General Distillation
: A set of loss functions designed to help the student learn from its teacher at a fine-grained level. These allow the student to observe how the teacher’s embedding layer, attention matrices, hidden representations, and prediction layer react given some input text.
Note: Previous work such as DistillBERT only trained the student to replicate the teacher based on its output distribution which in comparison greatly reduces the knowledge transfer
Task-Specific Distillation
: The fine-tuning step switches teacher models to a task-specific one and continues to train the student. Initially, the training is limited to embedding and transformer layers (intermediate layer distillation), keeping the prediction layer fixed which eventually is unfrozen and trained for a smaller number of steps (prediction layer distillation).
Any data that tells us something about the teachers decision process is useful for distilling its knowledge.
They use a pre-trained BERT model (to replace sentence-piece tokens) and GloVe (for word-level tokens) to create alternate, highly probable versions of their input data. These are created through randomly selecting a subset of word/sentence-piece tokens from the dataset for which the helper models predict alternative tokens.
-
TinyBERT student Model
:- num_layers = 4
- hidden_size = 312
- feed_forward_size 1200
- attention_heads = 12
- 14.5M parameters
-
BERT teacher Model
:- num_layers = 12
- hidden_size = 768
- feed_forward_size 3072
- attention_heads = 12
- 109M parameters
Using the proposed techniques enable this TinyBERT model to achieve 96% (76.5 vs 79.5 points average) of its BERT base teacher on the GLUE benchmark while being 7.5x smaller and 9.4x faster!
TinyBERT significantly outperforms the state-of-the-art KD baselines (i.e., BERT-PKD and DistillBERT) by a margin of at least 3.9%, even with only ∼28% parameters and ∼31% inference time of baselines
The proposed two-stage TinyBERT learning frame-work consists of three key procedures:
- TD (Task-specific Distillation)
- GD (General Distillation)
- DA (Data Augmentation)
The results indicate that all the three procedures are crucial for the pro- posed KD(Knowledge distillation) method.

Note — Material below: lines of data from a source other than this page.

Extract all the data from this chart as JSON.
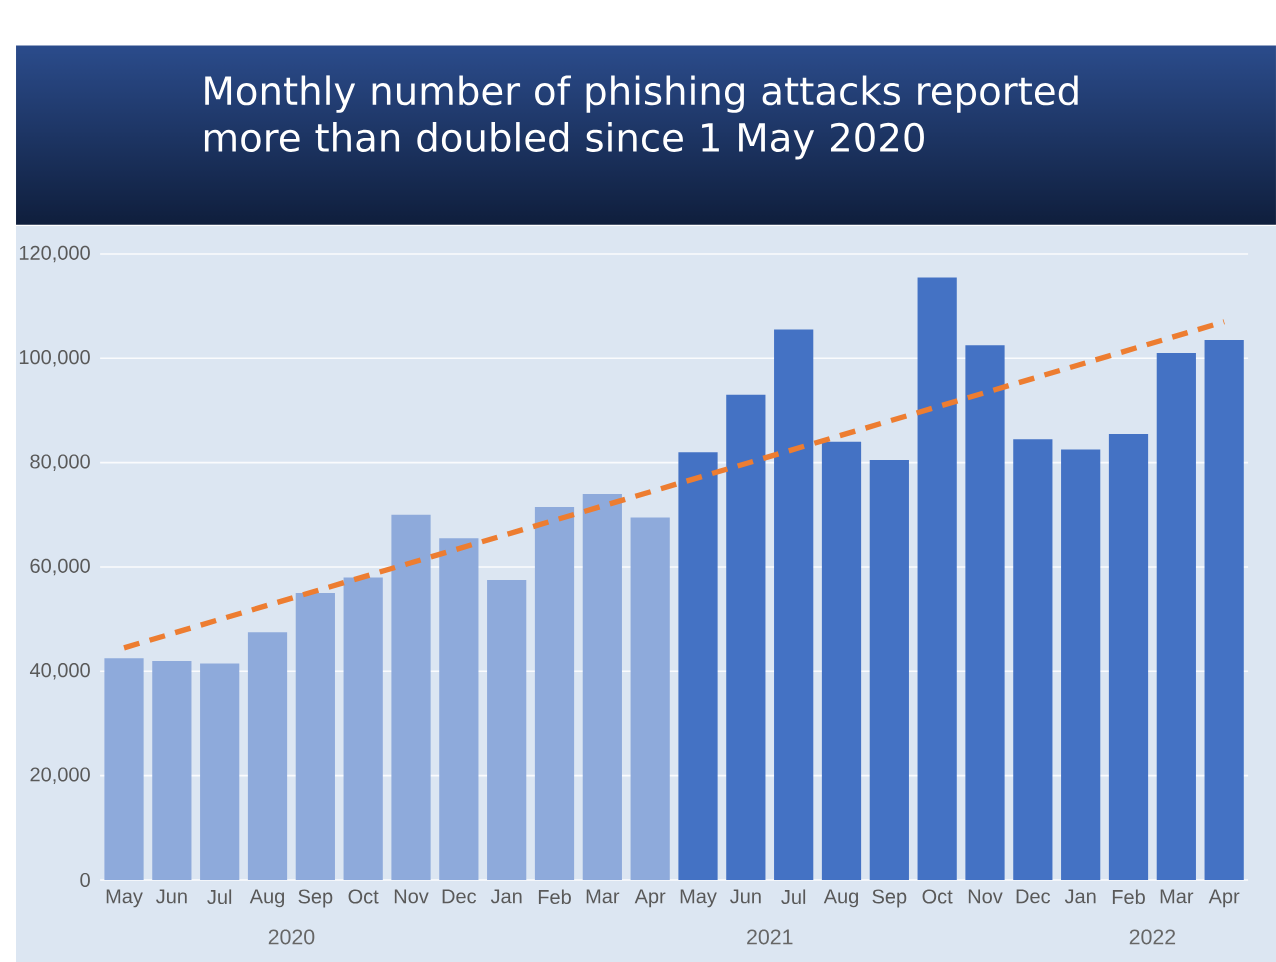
{
  "chart_data": {
    "type": "bar",
    "title": "Monthly number of phishing attacks reported more than doubled since 1 May 2020",
    "categories": [
      "May",
      "Jun",
      "Jul",
      "Aug",
      "Sep",
      "Oct",
      "Nov",
      "Dec",
      "Jan",
      "Feb",
      "Mar",
      "Apr",
      "May",
      "Jun",
      "Jul",
      "Aug",
      "Sep",
      "Oct",
      "Nov",
      "Dec",
      "Jan",
      "Feb",
      "Mar",
      "Apr"
    ],
    "series": [
      {
        "values": [
          42500,
          42000,
          41500,
          47500,
          55000,
          58000,
          70000,
          65500,
          57500,
          71500,
          74000,
          69500,
          82000,
          93000,
          105500,
          84000,
          80500,
          115500,
          102500,
          84500,
          82500,
          85500,
          101000,
          103500
        ],
        "colors": [
          "#8eaadb",
          "#8eaadb",
          "#8eaadb",
          "#8eaadb",
          "#8eaadb",
          "#8eaadb",
          "#8eaadb",
          "#8eaadb",
          "#8eaadb",
          "#8eaadb",
          "#8eaadb",
          "#8eaadb",
          "#4472c4",
          "#4472c4",
          "#4472c4",
          "#4472c4",
          "#4472c4",
          "#4472c4",
          "#4472c4",
          "#4472c4",
          "#4472c4",
          "#4472c4",
          "#4472c4",
          "#4472c4"
        ]
      },
      {
        "type": "line",
        "color": "#ed7d31",
        "line_style": "dashed",
        "values": [
          44500,
          null,
          null,
          null,
          null,
          null,
          null,
          null,
          null,
          null,
          null,
          null,
          null,
          null,
          null,
          null,
          null,
          null,
          null,
          null,
          null,
          null,
          null,
          107000
        ]
      }
    ],
    "ylim": [
      0,
      120000
    ],
    "yticks": [
      0,
      {
        "value": 20000,
        "label": "20,000"
      },
      {
        "value": 40000,
        "label": "40,000"
      },
      {
        "value": 60000,
        "label": "60,000"
      },
      {
        "value": 80000,
        "label": "80,000"
      },
      {
        "value": 100000,
        "label": "100,000"
      },
      {
        "value": 120000,
        "label": "120,000"
      }
    ],
    "grid": "y",
    "annotations": [
      "2020",
      "2021",
      "2022"
    ]
  }
}
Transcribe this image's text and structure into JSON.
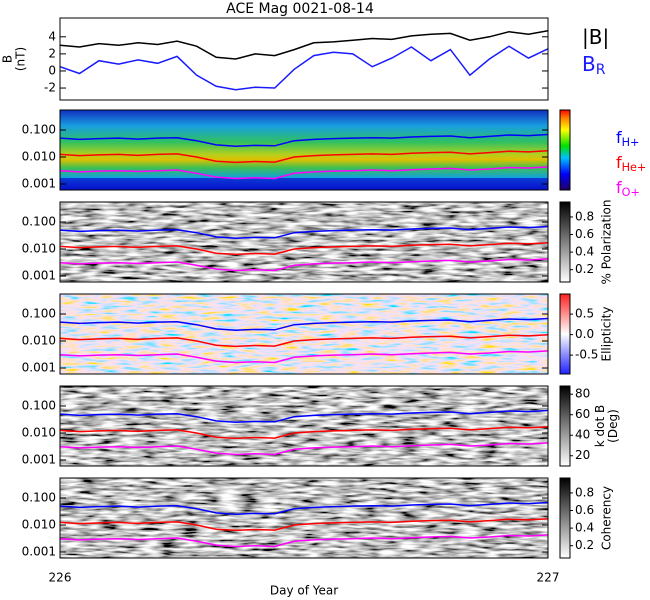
{
  "chart_data": [
    {
      "type": "line",
      "title": "ACE Mag 0021-08-14",
      "ylabel": [
        "B",
        "(nT)"
      ],
      "x": [
        226.0,
        226.04,
        226.08,
        226.12,
        226.16,
        226.2,
        226.24,
        226.28,
        226.32,
        226.36,
        226.4,
        226.44,
        226.48,
        226.52,
        226.56,
        226.6,
        226.64,
        226.68,
        226.72,
        226.76,
        226.8,
        226.84,
        226.88,
        226.92,
        226.96,
        227.0
      ],
      "ylim": [
        -3.4,
        6.2
      ],
      "yticks": [
        -2,
        0,
        2,
        4
      ],
      "series": [
        {
          "name": "|B|",
          "color": "#000000",
          "values": [
            3.0,
            2.8,
            3.2,
            3.0,
            3.3,
            3.1,
            3.5,
            2.9,
            1.6,
            1.4,
            2.0,
            1.8,
            2.5,
            3.3,
            3.4,
            3.6,
            3.8,
            3.7,
            4.1,
            4.3,
            4.4,
            3.6,
            4.0,
            4.6,
            4.3,
            4.7
          ]
        },
        {
          "name": "B",
          "sub": "R",
          "color": "#1a1aff",
          "values": [
            0.5,
            -0.3,
            1.2,
            0.8,
            1.3,
            0.9,
            1.7,
            -0.5,
            -1.8,
            -2.2,
            -1.9,
            -2.0,
            0.2,
            1.8,
            2.2,
            2.0,
            0.5,
            1.5,
            2.8,
            1.2,
            2.5,
            -0.5,
            1.4,
            2.9,
            1.5,
            2.6
          ]
        }
      ]
    },
    {
      "type": "spectrogram",
      "colormap": "rainbow",
      "log_y": true,
      "ylim": [
        0.0006,
        0.55
      ],
      "yticks": [
        {
          "value": 0.1,
          "label": "0.100"
        },
        {
          "value": 0.01,
          "label": "0.010"
        },
        {
          "value": 0.001,
          "label": "0.001"
        }
      ],
      "x": [
        226.0,
        226.04,
        226.08,
        226.12,
        226.16,
        226.2,
        226.24,
        226.28,
        226.32,
        226.36,
        226.4,
        226.44,
        226.48,
        226.52,
        226.56,
        226.6,
        226.64,
        226.68,
        226.72,
        226.76,
        226.8,
        226.84,
        226.88,
        226.92,
        226.96,
        227.0
      ],
      "series": [
        {
          "name": "f",
          "sub": "H+",
          "color": "#0000ff",
          "values": [
            0.05,
            0.045,
            0.048,
            0.05,
            0.046,
            0.05,
            0.052,
            0.04,
            0.028,
            0.025,
            0.027,
            0.026,
            0.04,
            0.045,
            0.048,
            0.05,
            0.052,
            0.05,
            0.055,
            0.058,
            0.06,
            0.052,
            0.058,
            0.065,
            0.062,
            0.068
          ]
        },
        {
          "name": "f",
          "sub": "He+",
          "color": "#ff0000",
          "values": [
            0.0125,
            0.0113,
            0.012,
            0.0125,
            0.0115,
            0.0125,
            0.013,
            0.01,
            0.007,
            0.0063,
            0.0068,
            0.0065,
            0.01,
            0.0113,
            0.012,
            0.0125,
            0.013,
            0.0125,
            0.0138,
            0.0145,
            0.015,
            0.013,
            0.0145,
            0.0163,
            0.0155,
            0.017
          ]
        },
        {
          "name": "f",
          "sub": "O+",
          "color": "#ff00ff",
          "values": [
            0.0031,
            0.0028,
            0.003,
            0.0031,
            0.0029,
            0.0031,
            0.0033,
            0.0025,
            0.0018,
            0.0016,
            0.0017,
            0.0016,
            0.0025,
            0.0028,
            0.003,
            0.0031,
            0.0033,
            0.0031,
            0.0034,
            0.0036,
            0.0038,
            0.0033,
            0.0036,
            0.0041,
            0.0039,
            0.0043
          ]
        }
      ]
    },
    {
      "type": "spectrogram",
      "colormap": "gray",
      "log_y": true,
      "ylim": [
        0.0006,
        0.55
      ],
      "yticks": [
        {
          "value": 0.1,
          "label": "0.100"
        },
        {
          "value": 0.01,
          "label": "0.010"
        },
        {
          "value": 0.001,
          "label": "0.001"
        }
      ],
      "colorbar_label": [
        "% Polarization"
      ],
      "zlim": [
        0.06,
        0.97
      ],
      "zticks": [
        0.8,
        0.6,
        0.4,
        0.2
      ]
    },
    {
      "type": "spectrogram",
      "colormap": "bwr",
      "log_y": true,
      "ylim": [
        0.0006,
        0.55
      ],
      "yticks": [
        {
          "value": 0.1,
          "label": "0.100"
        },
        {
          "value": 0.01,
          "label": "0.010"
        },
        {
          "value": 0.001,
          "label": "0.001"
        }
      ],
      "colorbar_label": [
        "Ellipticity"
      ],
      "zlim": [
        -0.96,
        0.99
      ],
      "zticks": [
        0.5,
        {
          "value": 0,
          "label": "0.0"
        },
        -0.5
      ]
    },
    {
      "type": "spectrogram",
      "colormap": "gray",
      "log_y": true,
      "ylim": [
        0.0006,
        0.55
      ],
      "yticks": [
        {
          "value": 0.1,
          "label": "0.100"
        },
        {
          "value": 0.01,
          "label": "0.010"
        },
        {
          "value": 0.001,
          "label": "0.001"
        }
      ],
      "colorbar_label": [
        "k dot B",
        "(Deg)"
      ],
      "zlim": [
        10,
        88
      ],
      "zticks": [
        80,
        60,
        40,
        20
      ]
    },
    {
      "type": "spectrogram",
      "colormap": "gray",
      "log_y": true,
      "ylim": [
        0.0006,
        0.55
      ],
      "yticks": [
        {
          "value": 0.1,
          "label": "0.100"
        },
        {
          "value": 0.01,
          "label": "0.010"
        },
        {
          "value": 0.001,
          "label": "0.001"
        }
      ],
      "colorbar_label": [
        "Coherency"
      ],
      "zlim": [
        0.06,
        0.97
      ],
      "zticks": [
        0.8,
        0.6,
        0.4,
        0.2
      ],
      "xlim": [
        226,
        227
      ],
      "xticks": [
        226,
        227
      ],
      "xlabel": "Day of Year"
    }
  ]
}
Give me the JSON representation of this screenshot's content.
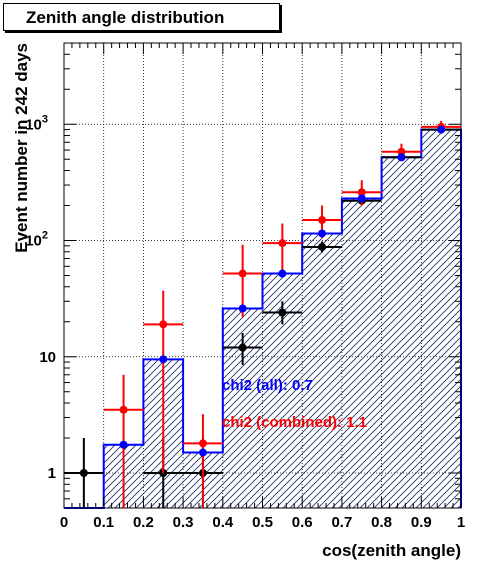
{
  "chart_data": {
    "type": "histogram",
    "title": "Zenith angle distribution",
    "xlabel": "cos(zenith angle)",
    "ylabel": "Event number in 242 days",
    "xlim": [
      0,
      1
    ],
    "ylim": [
      0.5,
      5000
    ],
    "yscale": "log",
    "grid": true,
    "x_ticks": [
      "0",
      "0.1",
      "0.2",
      "0.3",
      "0.4",
      "0.5",
      "0.6",
      "0.7",
      "0.8",
      "0.9",
      "1"
    ],
    "y_ticks": [
      {
        "value": 1,
        "label": "1"
      },
      {
        "value": 10,
        "label": "10"
      },
      {
        "value": 100,
        "label": "10^2"
      },
      {
        "value": 1000,
        "label": "10^3"
      }
    ],
    "bin_edges": [
      0,
      0.1,
      0.2,
      0.3,
      0.4,
      0.5,
      0.6,
      0.7,
      0.8,
      0.9,
      1.0
    ],
    "expected_histogram": {
      "color": "#0000ff",
      "hatched": true,
      "values": [
        0.5,
        1.75,
        9.5,
        1.5,
        26,
        52,
        115,
        230,
        520,
        900
      ]
    },
    "series": [
      {
        "color": "#000000",
        "x": [
          0.05,
          0.15,
          0.25,
          0.35,
          0.45,
          0.55,
          0.65,
          0.75,
          0.85,
          0.95
        ],
        "y": [
          1,
          0,
          1,
          1,
          12,
          24,
          88,
          220,
          520,
          900
        ],
        "yerr_lo": [
          0.5,
          0,
          0.5,
          0.5,
          3.5,
          5,
          9,
          15,
          23,
          30
        ],
        "yerr_hi": [
          1,
          0,
          1,
          1,
          4,
          6,
          10,
          16,
          24,
          31
        ]
      },
      {
        "color": "#ff0000",
        "x": [
          0.15,
          0.25,
          0.35,
          0.45,
          0.55,
          0.65,
          0.75,
          0.85,
          0.95
        ],
        "y": [
          3.5,
          19,
          1.8,
          52,
          95,
          150,
          260,
          580,
          950
        ],
        "yerr_lo": [
          3.0,
          18,
          1.3,
          30,
          40,
          45,
          60,
          90,
          120
        ],
        "yerr_hi": [
          3.5,
          18,
          1.4,
          40,
          45,
          50,
          70,
          100,
          120
        ]
      },
      {
        "color": "#0000ff",
        "x": [
          0.15,
          0.25,
          0.35,
          0.45,
          0.55,
          0.65,
          0.75,
          0.85,
          0.95
        ],
        "y": [
          1.75,
          9.5,
          1.5,
          26,
          52,
          115,
          230,
          520,
          900
        ],
        "yerr_lo": [
          0,
          0,
          0,
          0,
          0,
          0,
          0,
          0,
          0
        ],
        "yerr_hi": [
          0,
          0,
          0,
          0,
          0,
          0,
          0,
          0,
          0
        ]
      }
    ],
    "annotations": [
      {
        "text": "chi2 (all): 0.7",
        "color": "#0000ff"
      },
      {
        "text": "chi2 (combined): 1.1",
        "color": "#ff0000"
      }
    ]
  }
}
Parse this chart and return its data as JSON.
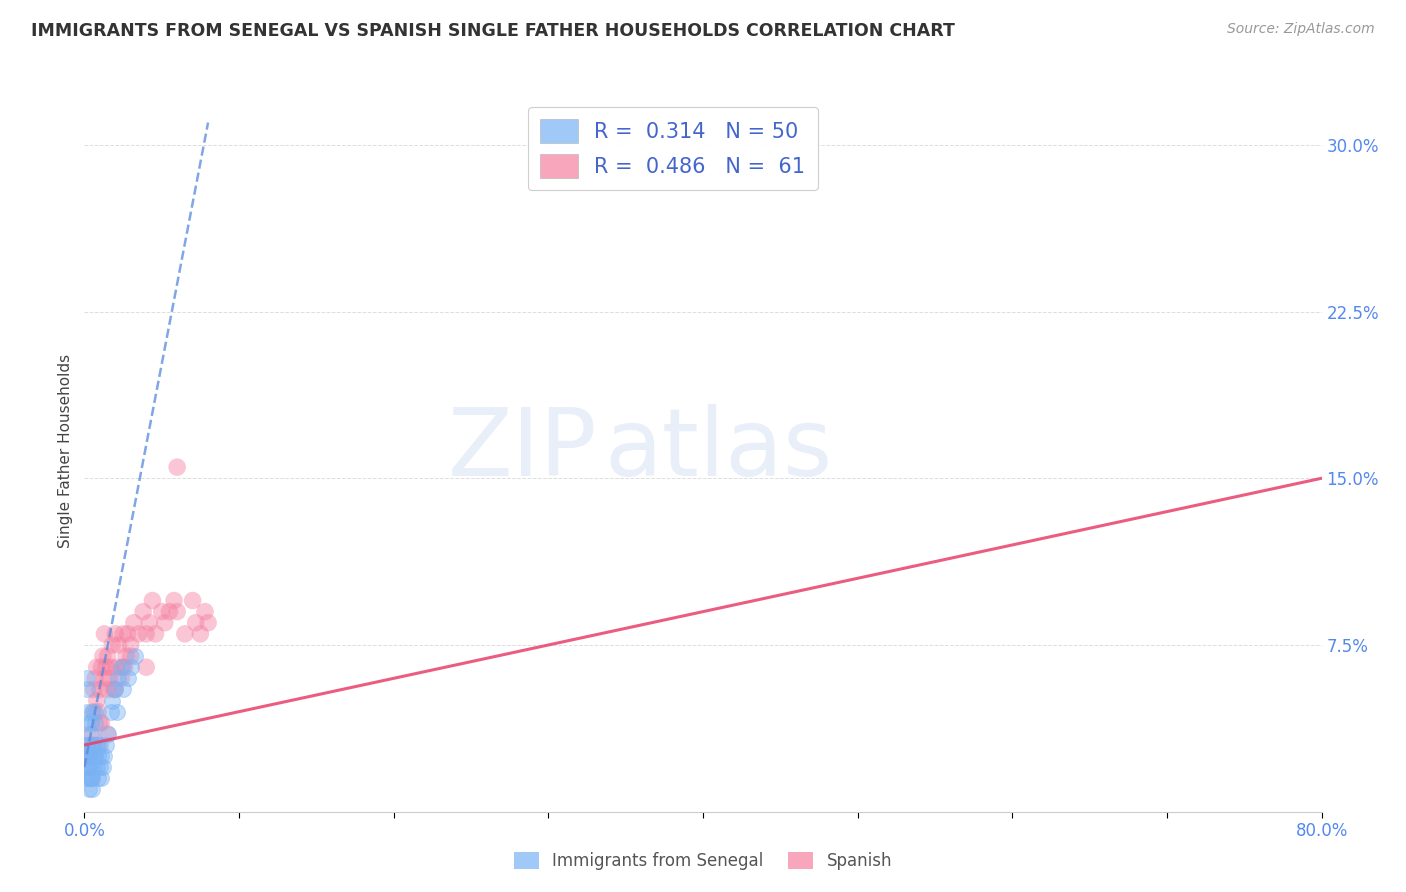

The task-specific procedures (TD and DA) are more helpful than the pre-training procedure (GD).
Several baselines are proposed including the TinyBERT learning without the Transformer-layer distillation (No Trm), embedding-layer distillation (No Emb) and prediction-layer distillation (No Pred) respectively.
The results show that all the proposed distillation objectives are useful for the TinyBERT learning.
-
The performance drops significantly from 75.3 to 56.3 under the setting (No Trm), which indicates
Transformer-layer distillation is the key
for TinyBERT learning. -
The attention based distillation has a bigger effect than hidden states based distillation on TinyBERT learning.